客厅里一共坐了三个人。一个年纪颇大的中年人,另外两个则是年纪较轻的青年。
见林渊回来,林渊的母亲立刻走上前来,指着其中一个年纪较轻的男人介绍起来。
那人立刻满脸堆笑地迎上前,主动伸出双手握住林渊的手:“小渊吧?咱们上一次见面,估计还是在你很小的时候过年下乡,你现在肯定都不记得我了。”
林渊在脑海里搜索了一圈,对眼前这个人确实没有任何深刻的印象,大概率是小时候回乡下过年时,跟在一群小孩后面一起玩过泥巴的远房亲戚。毕竟在农村的宗族社会里,七大姑八大姨随便扯一扯,总能攀上点亲戚关系。
不过这几人态度都很好,非常客气。俗话说伸手不打笑脸人,既然对方笑嘻嘻地登门,也没有一上来就表露什么恶意的索取,林渊自然没必要板着个脸。
他得体地笑了笑,顺势握了握手:“确实,那时候估计太小了,记忆都有点模糊了。”
几人就这么站在客厅里热络地寒暄了一会儿。而林渊的父亲林国栋,则是坐在旁边的单人沙发上,基本没怎么插话。

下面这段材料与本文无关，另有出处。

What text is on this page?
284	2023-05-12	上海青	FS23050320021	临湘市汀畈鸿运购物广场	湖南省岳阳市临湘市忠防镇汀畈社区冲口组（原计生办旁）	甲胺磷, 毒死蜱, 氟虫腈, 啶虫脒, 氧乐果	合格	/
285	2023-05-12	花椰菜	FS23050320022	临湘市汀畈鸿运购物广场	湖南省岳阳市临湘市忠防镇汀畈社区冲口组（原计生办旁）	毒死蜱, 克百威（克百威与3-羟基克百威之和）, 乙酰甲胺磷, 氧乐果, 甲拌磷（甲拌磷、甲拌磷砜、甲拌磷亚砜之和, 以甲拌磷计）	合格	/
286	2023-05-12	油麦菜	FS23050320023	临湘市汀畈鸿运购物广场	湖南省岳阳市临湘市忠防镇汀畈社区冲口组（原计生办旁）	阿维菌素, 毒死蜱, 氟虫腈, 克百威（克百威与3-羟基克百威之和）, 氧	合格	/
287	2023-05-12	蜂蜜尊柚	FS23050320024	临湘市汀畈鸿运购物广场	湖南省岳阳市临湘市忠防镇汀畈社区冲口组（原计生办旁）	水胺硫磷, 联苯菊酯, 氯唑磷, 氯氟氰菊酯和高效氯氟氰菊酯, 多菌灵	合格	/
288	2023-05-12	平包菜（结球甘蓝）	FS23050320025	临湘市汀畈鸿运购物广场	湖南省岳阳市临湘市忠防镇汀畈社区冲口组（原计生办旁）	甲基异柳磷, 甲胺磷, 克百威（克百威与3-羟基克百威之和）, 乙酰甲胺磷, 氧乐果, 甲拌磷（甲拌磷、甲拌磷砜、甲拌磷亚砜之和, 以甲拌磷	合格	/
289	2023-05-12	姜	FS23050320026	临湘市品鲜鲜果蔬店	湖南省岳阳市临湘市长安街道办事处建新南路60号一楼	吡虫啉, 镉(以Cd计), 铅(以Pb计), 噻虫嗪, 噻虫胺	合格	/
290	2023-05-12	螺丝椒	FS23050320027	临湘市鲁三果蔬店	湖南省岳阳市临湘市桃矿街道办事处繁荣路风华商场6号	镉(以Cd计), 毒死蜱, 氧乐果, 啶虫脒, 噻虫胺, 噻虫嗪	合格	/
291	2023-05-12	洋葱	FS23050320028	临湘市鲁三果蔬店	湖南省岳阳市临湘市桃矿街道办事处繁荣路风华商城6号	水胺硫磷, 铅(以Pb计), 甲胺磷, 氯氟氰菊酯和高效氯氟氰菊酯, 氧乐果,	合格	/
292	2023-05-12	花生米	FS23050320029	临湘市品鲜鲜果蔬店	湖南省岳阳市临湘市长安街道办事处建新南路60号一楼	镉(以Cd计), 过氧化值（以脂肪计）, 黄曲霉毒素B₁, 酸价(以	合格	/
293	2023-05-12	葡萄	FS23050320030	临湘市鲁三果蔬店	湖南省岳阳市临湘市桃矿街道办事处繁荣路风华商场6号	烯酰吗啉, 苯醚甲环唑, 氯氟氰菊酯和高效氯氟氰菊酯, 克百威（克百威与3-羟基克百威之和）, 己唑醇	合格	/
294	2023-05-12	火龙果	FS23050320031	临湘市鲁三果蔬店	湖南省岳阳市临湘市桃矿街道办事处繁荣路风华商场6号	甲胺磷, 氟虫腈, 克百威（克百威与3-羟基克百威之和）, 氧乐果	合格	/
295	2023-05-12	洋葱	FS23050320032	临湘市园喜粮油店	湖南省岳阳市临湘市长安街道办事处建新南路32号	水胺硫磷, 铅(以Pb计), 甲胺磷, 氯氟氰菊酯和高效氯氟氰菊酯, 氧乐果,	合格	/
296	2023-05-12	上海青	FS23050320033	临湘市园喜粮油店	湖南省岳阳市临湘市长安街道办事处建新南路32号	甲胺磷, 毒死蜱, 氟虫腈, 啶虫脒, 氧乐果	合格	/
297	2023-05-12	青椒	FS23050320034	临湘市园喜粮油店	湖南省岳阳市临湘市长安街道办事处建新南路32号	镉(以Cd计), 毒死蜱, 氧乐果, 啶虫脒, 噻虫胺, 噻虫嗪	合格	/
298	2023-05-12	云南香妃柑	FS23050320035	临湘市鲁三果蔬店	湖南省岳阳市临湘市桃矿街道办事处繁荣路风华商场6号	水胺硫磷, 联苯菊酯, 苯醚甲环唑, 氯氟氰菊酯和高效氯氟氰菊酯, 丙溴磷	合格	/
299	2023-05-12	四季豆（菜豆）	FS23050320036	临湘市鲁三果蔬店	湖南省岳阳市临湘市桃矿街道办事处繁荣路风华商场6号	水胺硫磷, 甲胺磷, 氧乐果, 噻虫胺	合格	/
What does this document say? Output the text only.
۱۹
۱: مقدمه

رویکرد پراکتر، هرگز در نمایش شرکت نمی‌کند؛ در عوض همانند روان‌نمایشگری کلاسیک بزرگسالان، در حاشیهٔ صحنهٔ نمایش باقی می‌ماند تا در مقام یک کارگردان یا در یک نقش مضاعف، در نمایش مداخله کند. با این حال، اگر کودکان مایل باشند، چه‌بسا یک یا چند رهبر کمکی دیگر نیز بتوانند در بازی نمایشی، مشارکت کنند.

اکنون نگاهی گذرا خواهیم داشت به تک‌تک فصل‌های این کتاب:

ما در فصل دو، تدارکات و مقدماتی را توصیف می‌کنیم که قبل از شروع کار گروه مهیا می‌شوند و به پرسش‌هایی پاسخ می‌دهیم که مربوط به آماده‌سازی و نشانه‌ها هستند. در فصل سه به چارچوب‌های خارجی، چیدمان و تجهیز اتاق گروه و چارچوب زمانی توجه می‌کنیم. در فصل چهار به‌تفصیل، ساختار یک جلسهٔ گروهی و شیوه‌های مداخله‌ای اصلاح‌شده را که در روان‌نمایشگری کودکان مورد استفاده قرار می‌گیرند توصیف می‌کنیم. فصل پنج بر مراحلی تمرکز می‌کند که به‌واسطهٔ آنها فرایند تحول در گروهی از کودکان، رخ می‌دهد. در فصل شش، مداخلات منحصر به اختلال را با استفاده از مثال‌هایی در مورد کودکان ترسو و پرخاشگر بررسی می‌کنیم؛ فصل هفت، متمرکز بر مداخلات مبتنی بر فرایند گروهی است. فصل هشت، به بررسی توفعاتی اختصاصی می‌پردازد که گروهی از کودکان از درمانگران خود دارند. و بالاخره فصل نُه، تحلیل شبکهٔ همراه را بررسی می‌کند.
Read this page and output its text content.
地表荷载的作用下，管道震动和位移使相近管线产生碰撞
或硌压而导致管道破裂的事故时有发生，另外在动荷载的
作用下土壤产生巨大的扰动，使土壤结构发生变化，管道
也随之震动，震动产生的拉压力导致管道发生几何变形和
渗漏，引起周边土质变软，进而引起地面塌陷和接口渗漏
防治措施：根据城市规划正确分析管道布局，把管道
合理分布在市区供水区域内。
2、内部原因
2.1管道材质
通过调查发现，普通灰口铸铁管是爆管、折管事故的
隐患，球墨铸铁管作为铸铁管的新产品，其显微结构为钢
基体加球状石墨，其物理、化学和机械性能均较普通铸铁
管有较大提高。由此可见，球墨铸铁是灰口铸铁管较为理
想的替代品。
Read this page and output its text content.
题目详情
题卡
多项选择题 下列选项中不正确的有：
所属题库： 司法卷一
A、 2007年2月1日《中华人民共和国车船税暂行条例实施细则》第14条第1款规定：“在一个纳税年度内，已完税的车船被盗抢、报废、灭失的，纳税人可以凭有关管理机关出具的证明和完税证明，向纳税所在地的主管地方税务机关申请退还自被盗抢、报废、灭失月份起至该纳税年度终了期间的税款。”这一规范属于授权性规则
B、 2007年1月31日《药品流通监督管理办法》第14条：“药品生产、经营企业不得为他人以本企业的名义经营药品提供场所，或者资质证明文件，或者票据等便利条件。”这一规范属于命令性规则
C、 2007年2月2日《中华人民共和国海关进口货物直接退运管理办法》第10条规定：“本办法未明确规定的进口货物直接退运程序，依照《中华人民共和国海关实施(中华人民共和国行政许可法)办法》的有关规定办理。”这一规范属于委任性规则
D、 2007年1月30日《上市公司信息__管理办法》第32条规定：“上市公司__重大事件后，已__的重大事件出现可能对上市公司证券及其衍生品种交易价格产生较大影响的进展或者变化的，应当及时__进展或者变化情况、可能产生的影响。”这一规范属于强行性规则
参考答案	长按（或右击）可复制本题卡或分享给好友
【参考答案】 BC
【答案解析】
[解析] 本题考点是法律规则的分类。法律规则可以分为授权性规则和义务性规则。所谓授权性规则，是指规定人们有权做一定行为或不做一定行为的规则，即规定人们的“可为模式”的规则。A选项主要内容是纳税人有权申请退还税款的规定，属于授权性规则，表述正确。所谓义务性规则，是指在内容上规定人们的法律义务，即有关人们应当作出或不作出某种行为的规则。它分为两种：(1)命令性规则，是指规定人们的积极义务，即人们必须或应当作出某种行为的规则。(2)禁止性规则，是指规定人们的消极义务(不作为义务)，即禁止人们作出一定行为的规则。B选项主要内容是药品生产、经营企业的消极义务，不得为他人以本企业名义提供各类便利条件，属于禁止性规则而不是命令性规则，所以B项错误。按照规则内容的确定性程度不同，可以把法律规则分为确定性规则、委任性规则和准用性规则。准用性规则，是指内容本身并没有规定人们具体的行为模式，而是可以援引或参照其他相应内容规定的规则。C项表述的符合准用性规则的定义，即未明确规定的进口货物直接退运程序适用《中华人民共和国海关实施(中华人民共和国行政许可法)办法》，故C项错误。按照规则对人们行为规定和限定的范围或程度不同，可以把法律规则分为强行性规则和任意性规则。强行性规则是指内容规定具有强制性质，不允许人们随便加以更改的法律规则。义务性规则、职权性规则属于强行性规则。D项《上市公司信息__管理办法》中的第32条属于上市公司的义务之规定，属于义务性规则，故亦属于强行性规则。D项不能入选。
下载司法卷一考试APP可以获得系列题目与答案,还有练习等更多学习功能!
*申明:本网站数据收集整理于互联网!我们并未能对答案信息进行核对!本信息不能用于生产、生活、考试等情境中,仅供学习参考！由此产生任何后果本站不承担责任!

其实林国栋骨子里,一直以来是不太喜欢这帮从乡下来的亲戚的。
这源于他内心深处的一点小骄傲。林国栋一直认为自己算是个“小官二代”,虽然他老子走得早,在他还没成年的时候就去世了,也没给他留下什么关系网——毕竟在那个年代,连“厅局级干部”这种概念都还没成型。他父亲唯一给他留下的时代红利,就是把他送去当了兵。
那个年代能去当兵的,家里底子都不差;而退伍回来能直接分配到大工厂里当工人的,那背景就算相当硬了。
在七十年代末期,工人可是最光荣的职业,社会地位极高,那时候连公务员这个说法都没有。
林国栋是七几年退伍回来参加的工作。后来因为高不成低不就,一直拖到三十几岁才结的婚,娶了林渊的母亲,在那个年代颇有点浪子回头的味道。